What It Is
PRA-crd3 is a cone-rod dystrophy form of progressive retinal atrophy associated with ADAM9-related retinal degeneration, classically described in the Glen of Imaal Terrier.
Also Called: cone-rod dystrophy 3; crd3; ADAM9-associated PRA
Abbreviation: PRA-crd3
Breeds Affected: Glen of Imaal Terrier
The Idiot-Proof Explanation
This is a specific PRA variant where the retina degenerates and vision declines, often with both cone and rod involvement. Translation: the dog may lose useful vision and breeders need the right genetic test before they make more puppies with the same problem.
What Causes It
PRA-crd3 is associated with a mutation affecting ADAM9 and cone-rod retinal function. It is usually discussed separately because the gene, breed relevance, and test are specific.
Compared with the parent PRA page, the owner experience still centers on progressive vision loss. The subtype details matter most for accurate testing and breeding decisions.
- This is an inherited retinal degeneration.
- Cone-rod involvement means both bright-light and low-light vision can be affected as disease progresses.
- Genetic testing can identify clear, carrier, and affected dogs when the correct breed/test applies.
Bottom line: crd3 is not just “some PRA.” It is a specific variant with specific breeding consequences.
What This Means for Life With This Dog
Owners should prepare for progressive vision issues and a dog that may need more environmental support over time.
Breeders should treat variant testing as serious health screening, not optional alphabet soup.
Can It Be Fixed?
PRA-crd3 cannot be cured.
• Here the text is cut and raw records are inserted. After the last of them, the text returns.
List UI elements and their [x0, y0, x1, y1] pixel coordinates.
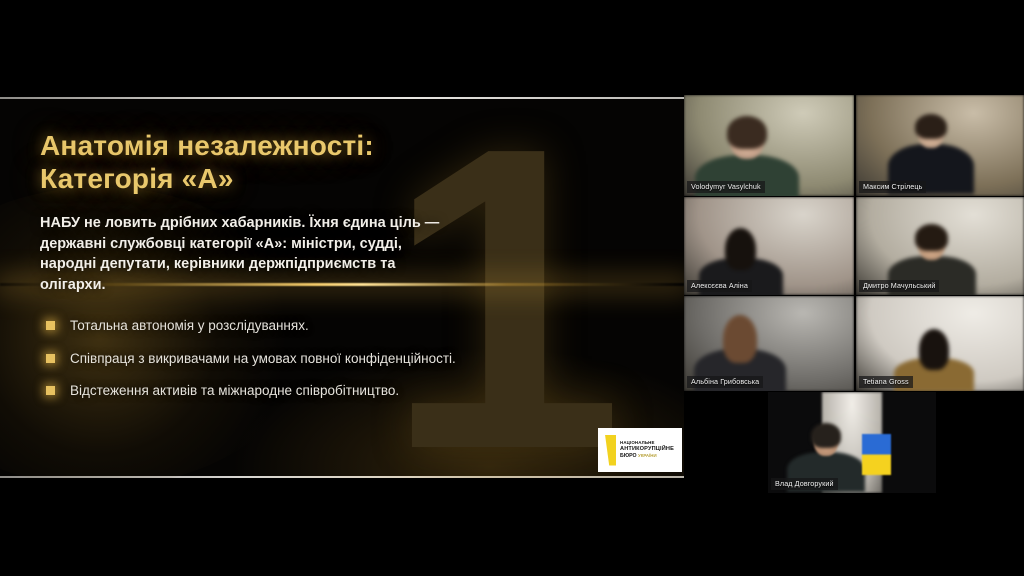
participant-tile[interactable]: Альбіна Грибовська	[684, 296, 854, 391]
nabu-logo-mark-icon	[605, 435, 616, 466]
participant-tile[interactable]: Volodymyr Vasylchuk	[684, 95, 854, 196]
participant-hair	[727, 116, 767, 149]
slide-bullet-list: Тотальна автономія у розслідуваннях. Спі…	[40, 317, 460, 400]
participant-name-label: Volodymyr Vasylchuk	[687, 181, 765, 194]
participant-tile[interactable]: Максим Стрілець	[856, 95, 1024, 196]
participant-hair	[811, 423, 841, 448]
slide-content: Анатомія незалежності: Категорія «А» НАБ…	[0, 97, 684, 400]
list-item: Співпраця з викривачами на умовах повної…	[40, 350, 460, 368]
bullet-square-icon	[46, 354, 55, 363]
participant-name-label: Tetiana Gross	[859, 376, 913, 389]
participant-hair	[915, 224, 948, 251]
logo-line-3: БЮРО УКРАЇНИ	[620, 454, 674, 460]
participant-grid: Volodymyr Vasylchuk Максим Стрілець Алек…	[684, 95, 1024, 493]
list-item: Відстеження активів та міжнародне співро…	[40, 382, 460, 400]
participant-name-label: Максим Стрілець	[859, 181, 926, 194]
participant-tile[interactable]: Tetiana Gross	[856, 296, 1024, 391]
nabu-logo-text: НАЦІОНАЛЬНЕ АНТИКОРУПЦІЙНЕ БЮРО УКРАЇНИ	[620, 441, 674, 460]
participant-name-label: Алексєєва Аліна	[687, 280, 752, 293]
nabu-logo: НАЦІОНАЛЬНЕ АНТИКОРУПЦІЙНЕ БЮРО УКРАЇНИ	[598, 428, 682, 472]
slide-title: Анатомія незалежності: Категорія «А»	[40, 129, 500, 195]
participant-tile[interactable]: Алексєєва Аліна	[684, 197, 854, 295]
participant-hair	[723, 315, 757, 363]
participant-name-label: Альбіна Грибовська	[687, 376, 763, 389]
slide-subtitle: НАБУ не ловить дрібних хабарників. Їхня …	[40, 213, 458, 295]
shared-slide: 1 Анатомія незалежності: Категорія «А» Н…	[0, 97, 684, 478]
screen-share-view: 1 Анатомія незалежності: Категорія «А» Н…	[0, 0, 1024, 576]
logo-line-3-main: БЮРО	[620, 453, 637, 459]
bullet-text: Тотальна автономія у розслідуваннях.	[70, 318, 309, 333]
bullet-text: Співпраця з викривачами на умовах повної…	[70, 351, 456, 366]
bullet-square-icon	[46, 321, 55, 330]
participant-tile[interactable]: Влад Довгорукий	[768, 392, 936, 493]
list-item: Тотальна автономія у розслідуваннях.	[40, 317, 460, 335]
participant-tile[interactable]: Дмитро Мачульський	[856, 197, 1024, 295]
ukraine-flag-icon	[862, 434, 891, 474]
bullet-text: Відстеження активів та міжнародне співро…	[70, 383, 399, 398]
logo-line-1: НАЦІОНАЛЬНЕ	[620, 441, 674, 446]
participant-name-label: Дмитро Мачульський	[859, 280, 939, 293]
participant-name-label: Влад Довгорукий	[771, 478, 838, 491]
logo-line-3-accent: УКРАЇНИ	[638, 453, 657, 458]
participant-hair	[915, 114, 947, 139]
slide-bottom-edge	[0, 476, 684, 478]
participant-hair	[725, 228, 756, 270]
bullet-square-icon	[46, 386, 55, 395]
participant-hair	[919, 329, 949, 370]
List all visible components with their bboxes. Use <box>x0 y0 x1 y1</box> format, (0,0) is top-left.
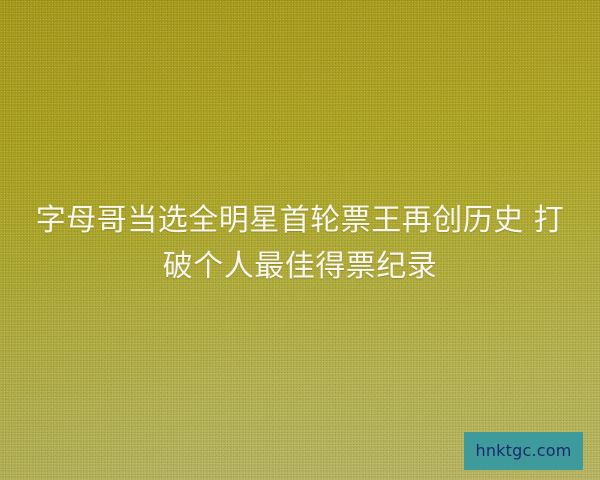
watermark-badge: hnktgc.com <box>464 432 583 470</box>
headline-block: 字母哥当选全明星首轮票王再创历史 打破个人最佳得票纪录 <box>0 198 600 290</box>
thumbnail-canvas: 字母哥当选全明星首轮票王再创历史 打破个人最佳得票纪录 hnktgc.com <box>0 0 600 480</box>
watermark-label: hnktgc.com <box>475 443 571 459</box>
headline-text: 字母哥当选全明星首轮票王再创历史 打破个人最佳得票纪录 <box>26 198 574 290</box>
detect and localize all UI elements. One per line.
Management focuses on diagnosis, monitoring, home safety, and preventing affected puppies through correct testing.
Symptoms Owners May Notice
Progressive vision loss: The dog may become less confident, misjudge objects, or show worsening vision over time.
Dim-light difficulty: Many PRA-type conditions make night or low-light navigation harder first or early in the course.
Daylight vision changes: Cone-rod disease can also affect brighter-light vision as progression continues.
Retinal thinning or abnormal exam: An ophthalmology exam may find retinal changes before owners fully register how much the dog is compensating.
Treatment Options
Variant-specific DNA testing: Use the correct crd3/ADAM9 test when breed-appropriate. Wrong test, wrong answer. Tiny science lesson, huge breeding consequence.
Eye exams: Veterinary ophthalmology exams help document retinal status and rule out other eye disease.
Blindness safety planning: Use stable furniture layouts, stair gates, leashes, lights, and predictable cues as vision declines.
Recovery and Aftercare
There is no recovery. The aftercare is adaptation, monitoring, and breeding decisions that do not pretend genetics is a rumor.
What Happens If You Wait
Waiting mostly delays responsible decisions.
You cannot reverse inherited retinal degeneration by noticing it late. Delay costs preparation time and can let risky breeding choices continue.
Cost Reality Check
Costs focus on genetic testing, eye exams, and helping the dog adapt to vision loss.
| Care Level | What It May Include | Estimated Cost |
|---|---|---|
| Initial workup | DNA test and baseline eye screening. | $100-$500 |
| Ongoing management | Ophthalmology monitoring and home safety changes. | $300-$1,500+ |
| Severe case | Advanced diagnostics or secondary eye problems. | $1,000-$4,000+ |
Budget Reality Check
| Budget Item | Estimated Cost |
|---|---|
| crd3/ADAM9 genetic test | $60-$250+ |
| Eye screening | $50-$250+ |
| Ophthalmologist consult | $250-$700+ |
Lifetime Cost Reality
| Case Pattern | Possible Lifetime Cost |
|---|---|
| Testing-only case | $60-$500+ |
| Affected dog monitoring | $500-$3,000+ |
| Complicated eye care | $2,000-$6,000+ |
Tell Me What I Should Really Expect
PRA-crd3 is where precise naming actually matters.
The owner needs vision-loss support. The breeder needs the exact test. Calling it generic PRA may be easier, but easier is how preventable inherited disease keeps getting invited back like a terrible houseguest.